Bill No. 3 complains that Witness Clarkson, being questioned as to the identity of a third person who came to appellant's home at the time of the arrest, replied "I don't know. Another one of their customers I guess." Appellant's objection to the answer was overruled.

Any error shown in Bills 2 and 3 is harmless in view of appellant's testimony. He testified:

"Q. Do you mean to say you are still in the liquor business? A. Yes. "Q. Do you still make your living bootlegging? A. Yes."

Defendant further testified, on re-direct examination, "that he had been having ear trouble and did not hear and understand some of the questions asked him by his lawyer and the County Attorney and that he did not intend to say that he was still engaged in the liquor business at the time he was arrested, but intended to say that he was not in the business at the time that he was arrested, but had quit sometime before that time; that he had not had any whisky on his premises for a long time."

Bills 4 and 5 complain of certain questions propounded to Mrs. Hunt on cross-examination regarding her knowledge of appellant having been previously convicted of the offenses alleged for enhancement purposes.

It was stipulated that he had been so previously convicted, and as stated, the witness should not have been permitted to testify.

No harm to appellant resulted from the asking of the question and these bills show no reversible error.

The remaining bill relates to the argument of the County Attorney wherein he said "Gentlemen, we have got to put a stop to these bootleggers in this County."

Under the facts we are unable to agree that the complained of remarks were of a nature calling for reversal.

The physical handicap which appellant suffers is one which deserves sympathy. It is unfortunate that one so afflicted sometimes feels that the law should not be enforced against him because of his physical handicap.

We cannot permit our sympathy for the accused to enter into our disposition of his appeal in which we find no reversible error.

The judgment is affirmed.

On Appellant's Motion for Rehearing

Our attention is for the first time called to the fact that the evidence does not show that the home of appellant, where the whisky was seen by the officers, was in Hunt County, the dry area alleged in the complaint and information.

The statement of facts purports to contain a true and correct statement of all of the evidence adduced on the trial and is agreed to by counsel and approved by the trial court.

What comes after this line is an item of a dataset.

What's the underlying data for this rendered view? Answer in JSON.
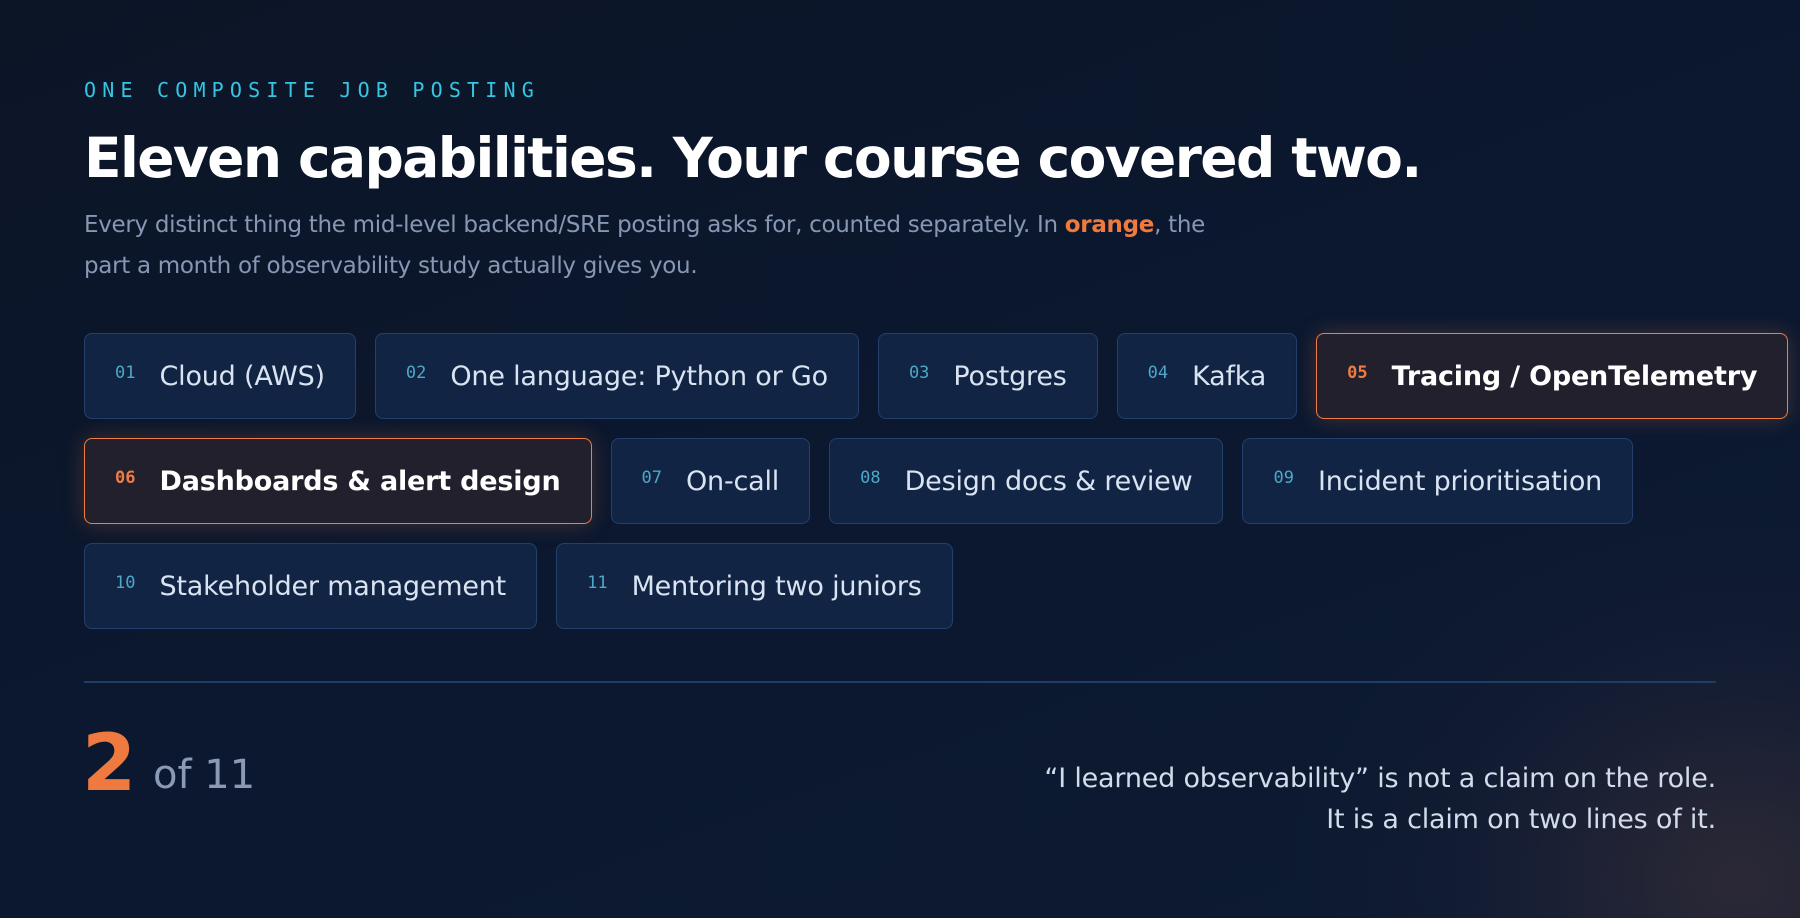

The city mentioned in the statement of facts is not the county seat of Hunt County and we are not permitted to take judicial notice that it is in said county. The statement in our original opinion to the effect that appellant resided in Hunt County is therefore not supported by the record.

The state having failed to prove that the whisky was possessed in Hunt County, as alleged in the complaint and information, requires that the conviction be reversed. Sims v. State, Tex.Cr.App., 247 S.W.2d 1022; Yarbrough v. State, Tex. Cr.App., 263 S.W.2d 557.

Appellant's motion for rehearing is granted, the order of affirmance is set aside and the judgment is now reversed and the cause remanded.